Critics of the wholesale model say that it leads towards monopolies in book-selling. A wholesaler doing large volume can arm-wrestle better with publishers over terms, and then gain competitive advantage from that lower price. That can drive up market share, enabling the seller to get better terms out of the publisher next time. And so it goes. Moreover, sellers with enough volume can afford to sell some titles as a loss-leader (i.e. making a loss on every copy sold but hoping to make up in other ways). Later Harry Potter novels famously were used as loss-leaders, with stories of small bookshops buying stock from supermarkets and reselling, as they could get a better price there than from the publisher or their usual wholesaler. Only those with deep pockets can loss-lead, and trade magazines at the time had a lot of copy about the fairness of all this.
Perhaps because of these problems, a number of publishers are using the Agency model for eBooks. In this, the publisher and wholesaler agree a price and a percentage commission that the wholesaler gets. With eBooks, it would not be necessary to agree a quantity of copies - the agent could sell what they can and the publisher could find out how things went from the sales data the seller provides. Apple use this model for iTunes, for example.
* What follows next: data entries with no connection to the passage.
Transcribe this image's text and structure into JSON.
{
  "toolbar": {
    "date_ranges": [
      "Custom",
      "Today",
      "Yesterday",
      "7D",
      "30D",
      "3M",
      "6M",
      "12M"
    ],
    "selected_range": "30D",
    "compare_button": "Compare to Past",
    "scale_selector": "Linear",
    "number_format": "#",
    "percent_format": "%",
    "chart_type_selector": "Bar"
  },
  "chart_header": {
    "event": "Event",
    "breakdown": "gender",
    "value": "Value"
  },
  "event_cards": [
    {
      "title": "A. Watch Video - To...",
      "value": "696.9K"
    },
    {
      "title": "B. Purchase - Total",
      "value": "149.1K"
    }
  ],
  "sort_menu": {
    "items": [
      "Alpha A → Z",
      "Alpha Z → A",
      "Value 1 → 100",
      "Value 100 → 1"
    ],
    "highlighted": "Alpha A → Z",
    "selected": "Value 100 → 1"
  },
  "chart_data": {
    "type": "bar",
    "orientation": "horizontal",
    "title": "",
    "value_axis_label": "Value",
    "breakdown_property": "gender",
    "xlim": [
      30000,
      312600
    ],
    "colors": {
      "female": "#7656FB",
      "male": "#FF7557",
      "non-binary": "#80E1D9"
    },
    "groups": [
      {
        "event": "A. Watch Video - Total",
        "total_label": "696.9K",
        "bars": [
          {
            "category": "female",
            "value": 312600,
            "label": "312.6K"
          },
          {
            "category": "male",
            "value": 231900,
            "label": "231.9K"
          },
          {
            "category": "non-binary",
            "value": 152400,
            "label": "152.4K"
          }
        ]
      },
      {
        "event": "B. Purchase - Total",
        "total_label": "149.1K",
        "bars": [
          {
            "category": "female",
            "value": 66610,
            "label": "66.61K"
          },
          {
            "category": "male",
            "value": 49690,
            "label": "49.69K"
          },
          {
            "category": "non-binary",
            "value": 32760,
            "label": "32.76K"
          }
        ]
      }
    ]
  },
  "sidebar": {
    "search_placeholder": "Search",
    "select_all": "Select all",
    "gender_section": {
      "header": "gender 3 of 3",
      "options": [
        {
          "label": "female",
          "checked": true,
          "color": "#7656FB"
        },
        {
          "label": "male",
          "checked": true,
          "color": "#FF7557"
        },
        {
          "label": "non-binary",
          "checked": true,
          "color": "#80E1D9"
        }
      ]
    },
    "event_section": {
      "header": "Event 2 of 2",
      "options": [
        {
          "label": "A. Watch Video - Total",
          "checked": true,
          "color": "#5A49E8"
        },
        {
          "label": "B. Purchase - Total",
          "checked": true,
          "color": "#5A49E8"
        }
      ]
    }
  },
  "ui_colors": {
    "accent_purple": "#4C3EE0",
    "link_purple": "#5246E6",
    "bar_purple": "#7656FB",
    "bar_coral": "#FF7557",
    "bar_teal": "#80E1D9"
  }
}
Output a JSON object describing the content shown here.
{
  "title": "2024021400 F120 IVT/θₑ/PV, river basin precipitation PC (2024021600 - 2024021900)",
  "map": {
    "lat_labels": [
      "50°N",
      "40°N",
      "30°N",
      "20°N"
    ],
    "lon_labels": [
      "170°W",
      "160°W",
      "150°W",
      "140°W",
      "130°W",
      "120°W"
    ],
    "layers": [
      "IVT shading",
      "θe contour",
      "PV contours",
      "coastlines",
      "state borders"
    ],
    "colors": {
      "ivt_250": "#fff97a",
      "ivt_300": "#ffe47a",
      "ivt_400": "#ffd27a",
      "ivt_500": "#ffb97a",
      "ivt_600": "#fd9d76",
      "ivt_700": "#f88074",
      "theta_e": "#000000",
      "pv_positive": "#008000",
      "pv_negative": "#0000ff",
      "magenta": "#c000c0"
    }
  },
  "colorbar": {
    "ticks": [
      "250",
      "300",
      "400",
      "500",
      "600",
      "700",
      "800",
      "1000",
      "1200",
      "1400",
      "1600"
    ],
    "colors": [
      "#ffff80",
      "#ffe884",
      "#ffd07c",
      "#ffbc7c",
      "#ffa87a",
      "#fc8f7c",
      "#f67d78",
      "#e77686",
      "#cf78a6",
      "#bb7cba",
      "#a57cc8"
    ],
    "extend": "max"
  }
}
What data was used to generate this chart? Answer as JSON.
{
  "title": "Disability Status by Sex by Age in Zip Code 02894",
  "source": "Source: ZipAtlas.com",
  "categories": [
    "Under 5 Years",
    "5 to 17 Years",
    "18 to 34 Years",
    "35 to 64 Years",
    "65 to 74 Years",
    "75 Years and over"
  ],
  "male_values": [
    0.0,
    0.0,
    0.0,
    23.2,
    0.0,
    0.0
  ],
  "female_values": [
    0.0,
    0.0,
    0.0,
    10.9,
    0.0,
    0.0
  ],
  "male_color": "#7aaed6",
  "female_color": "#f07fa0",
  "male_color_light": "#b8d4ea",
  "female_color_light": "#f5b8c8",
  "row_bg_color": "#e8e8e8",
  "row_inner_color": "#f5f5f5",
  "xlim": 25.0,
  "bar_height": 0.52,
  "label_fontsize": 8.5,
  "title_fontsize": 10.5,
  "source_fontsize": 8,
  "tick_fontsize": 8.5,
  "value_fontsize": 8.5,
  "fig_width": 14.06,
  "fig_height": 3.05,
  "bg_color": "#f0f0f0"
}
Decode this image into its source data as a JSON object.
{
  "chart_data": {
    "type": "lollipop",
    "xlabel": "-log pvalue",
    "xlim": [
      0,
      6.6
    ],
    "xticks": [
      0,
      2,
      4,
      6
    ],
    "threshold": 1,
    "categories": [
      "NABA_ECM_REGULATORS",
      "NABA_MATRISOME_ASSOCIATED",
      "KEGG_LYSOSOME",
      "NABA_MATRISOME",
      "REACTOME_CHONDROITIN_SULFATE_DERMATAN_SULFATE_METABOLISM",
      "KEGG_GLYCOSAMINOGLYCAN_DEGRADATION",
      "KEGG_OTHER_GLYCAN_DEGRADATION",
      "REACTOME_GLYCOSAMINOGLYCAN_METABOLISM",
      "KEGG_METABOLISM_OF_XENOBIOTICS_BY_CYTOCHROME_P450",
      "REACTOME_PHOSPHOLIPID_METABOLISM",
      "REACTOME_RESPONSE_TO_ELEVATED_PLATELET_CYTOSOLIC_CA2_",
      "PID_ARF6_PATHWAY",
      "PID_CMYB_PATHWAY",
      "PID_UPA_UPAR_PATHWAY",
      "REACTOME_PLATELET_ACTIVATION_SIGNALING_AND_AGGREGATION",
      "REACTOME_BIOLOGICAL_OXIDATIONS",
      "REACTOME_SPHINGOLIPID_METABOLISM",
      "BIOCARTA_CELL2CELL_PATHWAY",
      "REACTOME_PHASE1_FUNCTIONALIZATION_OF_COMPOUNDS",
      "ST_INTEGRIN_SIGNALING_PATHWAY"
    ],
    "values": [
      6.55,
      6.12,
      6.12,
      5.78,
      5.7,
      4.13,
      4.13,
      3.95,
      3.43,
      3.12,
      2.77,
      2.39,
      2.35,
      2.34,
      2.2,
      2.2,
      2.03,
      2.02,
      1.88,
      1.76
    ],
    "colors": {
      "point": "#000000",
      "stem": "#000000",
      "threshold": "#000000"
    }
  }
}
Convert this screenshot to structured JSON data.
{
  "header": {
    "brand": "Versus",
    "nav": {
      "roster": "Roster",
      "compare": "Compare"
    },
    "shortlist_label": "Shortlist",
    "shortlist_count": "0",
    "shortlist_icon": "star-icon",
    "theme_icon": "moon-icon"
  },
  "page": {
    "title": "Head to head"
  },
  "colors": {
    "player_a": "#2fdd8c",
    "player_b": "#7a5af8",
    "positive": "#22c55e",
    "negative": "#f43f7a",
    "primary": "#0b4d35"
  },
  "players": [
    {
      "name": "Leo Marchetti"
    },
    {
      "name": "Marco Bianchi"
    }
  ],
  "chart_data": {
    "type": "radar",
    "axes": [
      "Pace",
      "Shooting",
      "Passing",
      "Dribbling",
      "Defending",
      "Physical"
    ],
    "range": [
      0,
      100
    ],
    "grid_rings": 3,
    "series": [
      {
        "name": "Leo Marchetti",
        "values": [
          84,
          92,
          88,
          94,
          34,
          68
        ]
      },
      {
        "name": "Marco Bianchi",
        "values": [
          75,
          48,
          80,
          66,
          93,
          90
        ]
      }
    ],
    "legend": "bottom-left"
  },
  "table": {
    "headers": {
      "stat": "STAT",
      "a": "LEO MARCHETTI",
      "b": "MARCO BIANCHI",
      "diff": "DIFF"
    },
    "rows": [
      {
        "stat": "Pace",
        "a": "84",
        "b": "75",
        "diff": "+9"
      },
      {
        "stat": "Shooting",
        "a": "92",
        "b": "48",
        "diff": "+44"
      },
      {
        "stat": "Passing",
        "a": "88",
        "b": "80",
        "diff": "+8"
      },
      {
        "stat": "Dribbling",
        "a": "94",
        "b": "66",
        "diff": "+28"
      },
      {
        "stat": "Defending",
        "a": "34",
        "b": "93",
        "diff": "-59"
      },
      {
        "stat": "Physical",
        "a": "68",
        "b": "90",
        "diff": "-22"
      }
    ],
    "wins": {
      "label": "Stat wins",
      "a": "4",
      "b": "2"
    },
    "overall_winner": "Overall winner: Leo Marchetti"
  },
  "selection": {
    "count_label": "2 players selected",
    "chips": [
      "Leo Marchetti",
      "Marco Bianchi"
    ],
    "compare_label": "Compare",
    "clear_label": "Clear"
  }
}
But once publishers are again able to set prices (nowadays without legal cover from the Net Book Agreeement) publishers have to be very careful what they discuss with each other, lest they move into cartel land.
It is a confusing time for the industry - I recently was discussing the fate of fiction publishing with my friend the author and lecturer Anthony Nanson. We couldn't decide whether a combination of price-cutting and piracy would render today's publishing models mostly un-economic, or whether there would be a new golden age.